SAN ILDEFONSO’S GOLDEN CHASUBLE. One day in year 657 A.D., the Blessed Mother came down from heaven to personally reward the Archbishop of Toledo, Ildefonso with a golden chasuble for writing a book in the Her honor. Centuries later, the archbishop became a saint and pilgrimages are made on the site where the Blessed Mother appeared to San Ildefonso.
In Tanay, Rizal, a church dedicated to San Ildefonso de Toledo was built in 1773 where we climbed the stairs behind the main altar to touch the image of the saint dressed in a golden chasuble.
A NATIONAL CULTURAL TREASURE. We went to Tanay on a chilly January for brunch at a street-side carinderia that serves generous bowls of steaming bulalo. Rambull’s Bakahan sa Tanay is just across the 200-year old Iglesia Parroquial de San Ildefonso de Toledo.
Construction of Tanay church is a product of the Baroque taste of the Franciscan friar Alonso de Fentanes. The church was declared a National Cultural Treasure for its architecture and for the exquisitely-carved Baroque retablos along with the antique images of saints and the wooden relleves with folksy sculpture showing the Stations of the Cross.
BAROQUE RETABLOS. The smell of old wood mixed with fresh floor wax dominates the air upon entering Tanay Church. Glowing in Baroque splendor at the end of the dimly lit interior are the massive wooden retablos. Baroque style became popular after the completion of the Jesuit mother church Il Gesu in Rome. This style is characterized by the lavish use of serpentine scrolls, decorative spirals and grandness that will make the viewers feel they had glimpse of the richness of heaven.

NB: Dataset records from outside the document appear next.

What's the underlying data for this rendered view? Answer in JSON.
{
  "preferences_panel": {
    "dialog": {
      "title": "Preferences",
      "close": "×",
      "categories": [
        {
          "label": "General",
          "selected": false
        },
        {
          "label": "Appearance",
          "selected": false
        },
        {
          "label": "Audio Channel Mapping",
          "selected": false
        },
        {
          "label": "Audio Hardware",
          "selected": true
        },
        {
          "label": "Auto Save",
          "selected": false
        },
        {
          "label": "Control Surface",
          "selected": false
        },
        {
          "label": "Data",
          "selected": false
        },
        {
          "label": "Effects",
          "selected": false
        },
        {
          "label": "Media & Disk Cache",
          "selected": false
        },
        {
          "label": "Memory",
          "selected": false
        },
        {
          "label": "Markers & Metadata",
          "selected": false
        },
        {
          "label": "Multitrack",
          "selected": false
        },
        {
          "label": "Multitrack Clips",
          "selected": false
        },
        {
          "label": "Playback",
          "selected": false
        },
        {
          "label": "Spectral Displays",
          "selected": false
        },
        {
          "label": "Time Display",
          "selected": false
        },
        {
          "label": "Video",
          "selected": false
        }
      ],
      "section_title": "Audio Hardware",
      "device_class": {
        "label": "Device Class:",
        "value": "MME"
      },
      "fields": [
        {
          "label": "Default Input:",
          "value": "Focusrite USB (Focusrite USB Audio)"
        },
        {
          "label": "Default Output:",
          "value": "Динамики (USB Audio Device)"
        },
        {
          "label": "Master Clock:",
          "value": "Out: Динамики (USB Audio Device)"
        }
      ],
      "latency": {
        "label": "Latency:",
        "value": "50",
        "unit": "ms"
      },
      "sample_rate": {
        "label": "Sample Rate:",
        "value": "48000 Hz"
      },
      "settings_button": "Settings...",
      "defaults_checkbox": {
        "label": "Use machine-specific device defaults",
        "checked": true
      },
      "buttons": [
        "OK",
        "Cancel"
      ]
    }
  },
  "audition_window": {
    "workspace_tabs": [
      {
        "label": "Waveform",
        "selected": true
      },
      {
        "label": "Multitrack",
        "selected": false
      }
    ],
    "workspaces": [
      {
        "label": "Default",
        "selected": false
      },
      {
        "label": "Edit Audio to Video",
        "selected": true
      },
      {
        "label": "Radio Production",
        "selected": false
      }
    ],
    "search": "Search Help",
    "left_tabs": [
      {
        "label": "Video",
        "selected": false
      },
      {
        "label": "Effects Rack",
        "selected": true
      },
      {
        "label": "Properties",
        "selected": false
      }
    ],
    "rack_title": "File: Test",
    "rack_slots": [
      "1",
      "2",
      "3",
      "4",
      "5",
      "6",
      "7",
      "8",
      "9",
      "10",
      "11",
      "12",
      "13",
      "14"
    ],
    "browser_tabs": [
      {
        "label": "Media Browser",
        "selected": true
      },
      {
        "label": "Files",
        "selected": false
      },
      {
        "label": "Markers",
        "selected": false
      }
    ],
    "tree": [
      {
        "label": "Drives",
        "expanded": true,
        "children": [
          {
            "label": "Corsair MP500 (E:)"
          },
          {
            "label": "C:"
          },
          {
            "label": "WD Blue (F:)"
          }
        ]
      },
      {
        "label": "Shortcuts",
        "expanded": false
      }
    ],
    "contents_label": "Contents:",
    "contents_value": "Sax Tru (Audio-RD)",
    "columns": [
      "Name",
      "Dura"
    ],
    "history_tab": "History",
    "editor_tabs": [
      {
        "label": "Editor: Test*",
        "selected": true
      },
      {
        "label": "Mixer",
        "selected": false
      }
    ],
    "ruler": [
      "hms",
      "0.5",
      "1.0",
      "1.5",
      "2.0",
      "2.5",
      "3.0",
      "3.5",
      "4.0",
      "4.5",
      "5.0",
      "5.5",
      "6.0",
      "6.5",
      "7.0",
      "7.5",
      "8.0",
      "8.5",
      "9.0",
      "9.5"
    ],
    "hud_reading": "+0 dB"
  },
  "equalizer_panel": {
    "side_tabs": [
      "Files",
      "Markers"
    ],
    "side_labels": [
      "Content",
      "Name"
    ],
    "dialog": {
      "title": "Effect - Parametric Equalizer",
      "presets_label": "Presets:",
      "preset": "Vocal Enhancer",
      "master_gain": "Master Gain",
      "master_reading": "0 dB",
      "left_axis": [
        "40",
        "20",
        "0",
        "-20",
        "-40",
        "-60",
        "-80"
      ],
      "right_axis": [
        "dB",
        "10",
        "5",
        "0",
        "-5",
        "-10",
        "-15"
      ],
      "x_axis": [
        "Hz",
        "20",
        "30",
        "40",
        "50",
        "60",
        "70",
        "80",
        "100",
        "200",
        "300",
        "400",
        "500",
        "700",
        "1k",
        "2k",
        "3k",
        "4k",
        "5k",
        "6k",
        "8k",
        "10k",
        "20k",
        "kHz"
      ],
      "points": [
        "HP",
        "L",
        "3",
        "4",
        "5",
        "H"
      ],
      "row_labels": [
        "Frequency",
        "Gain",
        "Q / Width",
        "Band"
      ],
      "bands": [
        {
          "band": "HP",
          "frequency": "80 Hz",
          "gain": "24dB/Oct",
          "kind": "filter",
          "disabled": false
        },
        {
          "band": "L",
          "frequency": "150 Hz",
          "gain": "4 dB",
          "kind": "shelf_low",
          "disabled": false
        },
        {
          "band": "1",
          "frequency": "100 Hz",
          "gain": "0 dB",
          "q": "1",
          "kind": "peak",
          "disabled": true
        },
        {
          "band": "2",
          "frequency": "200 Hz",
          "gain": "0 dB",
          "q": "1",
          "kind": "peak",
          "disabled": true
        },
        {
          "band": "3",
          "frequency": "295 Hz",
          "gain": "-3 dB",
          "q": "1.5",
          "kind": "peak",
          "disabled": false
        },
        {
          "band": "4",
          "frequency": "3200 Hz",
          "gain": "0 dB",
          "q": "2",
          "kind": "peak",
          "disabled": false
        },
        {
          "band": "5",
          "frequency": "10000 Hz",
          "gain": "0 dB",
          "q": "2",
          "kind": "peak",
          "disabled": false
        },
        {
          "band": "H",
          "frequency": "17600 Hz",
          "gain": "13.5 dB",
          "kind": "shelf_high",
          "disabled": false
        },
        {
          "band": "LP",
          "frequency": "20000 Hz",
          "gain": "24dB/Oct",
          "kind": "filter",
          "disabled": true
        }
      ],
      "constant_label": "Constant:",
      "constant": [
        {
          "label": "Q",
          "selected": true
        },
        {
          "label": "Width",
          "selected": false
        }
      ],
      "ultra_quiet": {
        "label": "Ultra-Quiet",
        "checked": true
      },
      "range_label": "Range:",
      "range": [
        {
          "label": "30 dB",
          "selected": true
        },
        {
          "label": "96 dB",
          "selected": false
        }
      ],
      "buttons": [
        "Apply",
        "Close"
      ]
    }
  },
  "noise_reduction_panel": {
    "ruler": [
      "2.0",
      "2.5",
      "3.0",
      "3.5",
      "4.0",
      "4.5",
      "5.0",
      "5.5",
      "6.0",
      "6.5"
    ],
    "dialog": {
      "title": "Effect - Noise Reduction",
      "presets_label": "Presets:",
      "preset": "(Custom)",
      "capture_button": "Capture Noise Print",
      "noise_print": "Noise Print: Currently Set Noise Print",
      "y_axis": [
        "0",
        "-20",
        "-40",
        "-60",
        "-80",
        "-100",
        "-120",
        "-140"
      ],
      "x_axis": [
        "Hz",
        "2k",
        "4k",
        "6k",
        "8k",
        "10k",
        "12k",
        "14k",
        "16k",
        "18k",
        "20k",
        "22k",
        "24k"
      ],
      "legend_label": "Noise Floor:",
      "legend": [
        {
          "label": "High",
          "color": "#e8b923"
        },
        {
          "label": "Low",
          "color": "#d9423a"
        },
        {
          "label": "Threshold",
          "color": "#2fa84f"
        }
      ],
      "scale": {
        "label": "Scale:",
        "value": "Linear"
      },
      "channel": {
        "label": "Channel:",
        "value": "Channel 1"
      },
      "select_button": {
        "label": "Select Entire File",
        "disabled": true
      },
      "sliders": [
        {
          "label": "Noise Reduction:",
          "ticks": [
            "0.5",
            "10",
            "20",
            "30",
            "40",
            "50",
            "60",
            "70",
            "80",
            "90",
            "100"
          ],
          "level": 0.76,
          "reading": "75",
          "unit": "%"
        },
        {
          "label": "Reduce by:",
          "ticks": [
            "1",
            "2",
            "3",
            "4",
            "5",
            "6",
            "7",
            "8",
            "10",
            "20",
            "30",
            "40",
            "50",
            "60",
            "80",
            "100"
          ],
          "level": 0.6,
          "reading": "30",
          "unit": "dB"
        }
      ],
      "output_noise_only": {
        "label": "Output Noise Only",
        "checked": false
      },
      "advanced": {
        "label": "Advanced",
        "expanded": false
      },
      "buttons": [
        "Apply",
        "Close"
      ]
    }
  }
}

The retablos at Tanay Church were installed in 1786. It was an era when the Baroque style was predominantly applied in church buildings and interiors in order to strike the natives with awe and make a statement of wealth, power and dominance of the Catholic Church.
FOLKSY RELLEVES. Equally impressive were the wood reliefs with primitive sculpture depicting the 14 Stations of the Cross carved by a native artist.
When the Spaniards came, they admired the ability of the natives at imitating things they see and make copies of them on wood. Relleves were at first folksy and crude copies from estampitas or illustrations from prayer books brought over by the friars. As the demand for religious images became more immediate, woodcarving skills developed and the relleves became ornately carved with colors and gilt.
EPILOGUE. There are those that say that the golden chasuble of San Ildenfonso is just a legend akin to the Ark of the Covenant and the Holy Grail. Some say that relic is kept in a Holy Chest along with a bloodstained piece of cloth believed to had came in contact with Jesus after the Crucifixion.
True or fiction, the message of this legend is clear. The Heaven never forgets to say thank you.